El auge de los biocombustibles en Argentina ha impulsado la producción de soja, clave para el biodiésel. Sin embargo, este crecimiento genera desafíos para los pequeños productores, que enfrentan competencia con grandes empresas y dificultades para acceder al mercado, poniendo en riesgo su sostenibilidad económica.
Mientras el mundo busca alternativas más limpias a los combustibles fósiles, Argentina ha apostado fuertemente por los biocombustibles. Con una estructura productiva basada en el agro, el país logró posicionarse como uno de los principales exportadores de biodiésel —derivado casi exclusivamente de aceite de soja—. A simple vista, esto representa una oportunidad estratégica: generación de divisas, desarrollo industrial en zonas rurales y aporte a la transición energética. Sin embargo, detrás de esta promesa verde, emergen una serie de conflictos estructurales que reconfiguran el modelo agrario argentino y sus consecuencias sociales, económicas y ambientales.
Pero, ¿Que es el biocombustible? Es una fuente de energía renovable producida a partir de biomasa, es decir, materia orgánica de origen agropecuario, agroindustrial o desechos orgánicos. En Argentina, los principales biocombustibles son Biodiésel: Producido principalmente a partir de aceite de soja. Bioetanol: Derivado del maíz y, en menor medida, de la caña de azúcar. Biogás: Generado a partir de la descomposición anaeróbica de residuos orgánicos.

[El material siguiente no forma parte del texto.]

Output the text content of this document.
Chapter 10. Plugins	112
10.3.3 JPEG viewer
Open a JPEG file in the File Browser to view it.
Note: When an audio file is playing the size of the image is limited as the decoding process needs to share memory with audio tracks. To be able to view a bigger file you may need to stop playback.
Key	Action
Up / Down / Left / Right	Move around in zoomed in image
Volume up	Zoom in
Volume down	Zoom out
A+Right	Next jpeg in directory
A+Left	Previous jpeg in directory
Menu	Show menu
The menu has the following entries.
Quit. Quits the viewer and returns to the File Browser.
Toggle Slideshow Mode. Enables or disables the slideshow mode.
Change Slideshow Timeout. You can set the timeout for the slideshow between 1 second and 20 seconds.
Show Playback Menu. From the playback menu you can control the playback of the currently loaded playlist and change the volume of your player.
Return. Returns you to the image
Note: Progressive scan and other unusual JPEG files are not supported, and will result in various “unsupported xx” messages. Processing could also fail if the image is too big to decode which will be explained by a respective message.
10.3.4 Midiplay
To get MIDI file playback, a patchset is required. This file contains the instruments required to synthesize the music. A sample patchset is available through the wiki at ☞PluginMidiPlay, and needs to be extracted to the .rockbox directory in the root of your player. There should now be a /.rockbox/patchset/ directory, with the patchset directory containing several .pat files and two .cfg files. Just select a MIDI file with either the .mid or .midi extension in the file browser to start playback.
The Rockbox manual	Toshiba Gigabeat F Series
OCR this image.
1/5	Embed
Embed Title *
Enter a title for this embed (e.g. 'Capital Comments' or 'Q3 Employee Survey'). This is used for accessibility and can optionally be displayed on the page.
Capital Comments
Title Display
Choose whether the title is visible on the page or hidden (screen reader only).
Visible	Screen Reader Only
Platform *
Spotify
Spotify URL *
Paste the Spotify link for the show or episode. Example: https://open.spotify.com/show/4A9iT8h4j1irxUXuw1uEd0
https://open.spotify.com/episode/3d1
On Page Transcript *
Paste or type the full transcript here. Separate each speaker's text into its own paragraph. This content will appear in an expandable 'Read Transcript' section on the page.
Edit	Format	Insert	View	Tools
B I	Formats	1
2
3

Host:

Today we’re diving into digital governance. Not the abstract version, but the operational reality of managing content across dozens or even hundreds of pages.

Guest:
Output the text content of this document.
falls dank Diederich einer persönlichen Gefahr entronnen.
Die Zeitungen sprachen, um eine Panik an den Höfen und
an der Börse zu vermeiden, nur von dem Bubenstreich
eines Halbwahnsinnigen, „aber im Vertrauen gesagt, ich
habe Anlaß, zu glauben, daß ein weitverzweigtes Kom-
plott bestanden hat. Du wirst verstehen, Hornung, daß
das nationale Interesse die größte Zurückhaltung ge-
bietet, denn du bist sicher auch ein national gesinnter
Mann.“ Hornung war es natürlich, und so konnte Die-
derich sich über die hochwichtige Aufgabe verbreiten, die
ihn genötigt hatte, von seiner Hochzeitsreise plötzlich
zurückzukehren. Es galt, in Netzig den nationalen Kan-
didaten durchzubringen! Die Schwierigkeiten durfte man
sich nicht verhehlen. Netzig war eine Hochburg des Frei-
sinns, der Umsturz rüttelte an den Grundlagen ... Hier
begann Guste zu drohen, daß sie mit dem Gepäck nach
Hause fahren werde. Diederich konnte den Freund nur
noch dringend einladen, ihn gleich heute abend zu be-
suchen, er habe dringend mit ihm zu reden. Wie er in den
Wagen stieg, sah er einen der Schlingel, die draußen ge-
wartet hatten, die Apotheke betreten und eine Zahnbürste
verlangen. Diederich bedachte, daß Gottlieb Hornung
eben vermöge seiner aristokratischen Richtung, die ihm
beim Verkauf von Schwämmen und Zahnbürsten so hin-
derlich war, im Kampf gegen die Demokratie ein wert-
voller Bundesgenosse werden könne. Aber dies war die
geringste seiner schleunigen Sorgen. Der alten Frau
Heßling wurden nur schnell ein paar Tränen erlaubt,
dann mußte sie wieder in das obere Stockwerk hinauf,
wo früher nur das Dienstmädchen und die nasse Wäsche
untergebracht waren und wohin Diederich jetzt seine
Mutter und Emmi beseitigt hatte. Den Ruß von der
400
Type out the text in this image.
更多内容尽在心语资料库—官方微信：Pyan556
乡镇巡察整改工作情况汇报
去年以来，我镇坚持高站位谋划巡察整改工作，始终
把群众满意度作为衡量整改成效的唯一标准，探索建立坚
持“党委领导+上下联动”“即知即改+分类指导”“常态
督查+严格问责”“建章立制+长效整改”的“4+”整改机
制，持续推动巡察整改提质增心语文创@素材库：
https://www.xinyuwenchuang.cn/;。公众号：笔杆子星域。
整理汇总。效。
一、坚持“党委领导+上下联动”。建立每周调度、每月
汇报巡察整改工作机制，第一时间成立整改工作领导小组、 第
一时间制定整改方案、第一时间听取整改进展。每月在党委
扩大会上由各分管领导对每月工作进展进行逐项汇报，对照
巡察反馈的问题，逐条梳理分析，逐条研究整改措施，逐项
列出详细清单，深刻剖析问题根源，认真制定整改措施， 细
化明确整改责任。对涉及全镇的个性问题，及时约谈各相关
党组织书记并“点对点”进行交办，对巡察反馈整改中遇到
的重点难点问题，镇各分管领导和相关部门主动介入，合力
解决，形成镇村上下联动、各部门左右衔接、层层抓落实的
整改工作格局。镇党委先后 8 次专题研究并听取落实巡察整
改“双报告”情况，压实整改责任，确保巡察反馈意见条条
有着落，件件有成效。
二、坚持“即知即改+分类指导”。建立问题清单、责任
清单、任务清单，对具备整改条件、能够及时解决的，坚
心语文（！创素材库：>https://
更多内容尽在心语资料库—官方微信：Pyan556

Los beneficios no son menores. El auge de los biocombustibles implicó la creación de nuevas plantas industriales en provincias como Santa Fe, Córdoba y Tucumán, el crecimiento de cadenas de valor agroindustriales. Para ciertos sectores del agro —especialmente los grandes productores y empresas agroexportadoras— la demanda sostenida de soja y maíz ha significado una fuente de ingresos adicional y más estable que los mercados internacionales de granos. Además, el bioetanol ha incentivado la producción cañera en el norte del país, generando empleo en economías regionales históricamente postergadas.
Sin embargo, el impacto no es homogéneo ni neutro. La producción de biocombustibles en Argentina está fuertemente concentrada: grandes empresas controlan la mayor parte de la cadena, desde el campo hasta la exportación. Las pequeñas y medianas explotaciones muchas veces quedan relegadas, sin capacidad para ingresar al circuito industrial ni para beneficiarse de los subsidios y beneficios fiscales. Este fenómeno no hace más que profundizar la concentración económica en el agro.
Desde el punto de vista ambiental, el panorama tampoco es alentador. El crecimiento de los biocombustibles está estrechamente ligado al modelo de monocultivo intensivo de soja y maíz, con sus consecuencias nocivas. A esto se suma un dilema económico: ¿puede el agro sostener simultáneamente su función alimentaria y energética? El desvío de cultivos como el maíz hacia la producción de bioetanol ya ha tenido impacto en los precios de alimentos básicos. En un país con altos niveles de pobreza e inseguridad alimentaria, priorizar el combustible por sobre el plato puede convertirse en un problema estructural. De hecho, diversos sectores sociales y cooperativas rurales advierten sobre la amenaza que representa este modelo para la soberanía alimentaria.
Los biocombustibles aparecen como una espada de doble filo para el agro argentino. Si bien representan una oportunidad económica, también profundizan un modelo agrario excluyente, contaminante y orientado al mercado externo. El desafío está en discutir qué tipo de transición energética queremos, y si es posible construir una matriz verdaderamente sustentable sin transformar de raíz la estructura productiva y la distribución de la tierra. Porque no se trata solo de qué producimos, sino de para quién y a qué costo.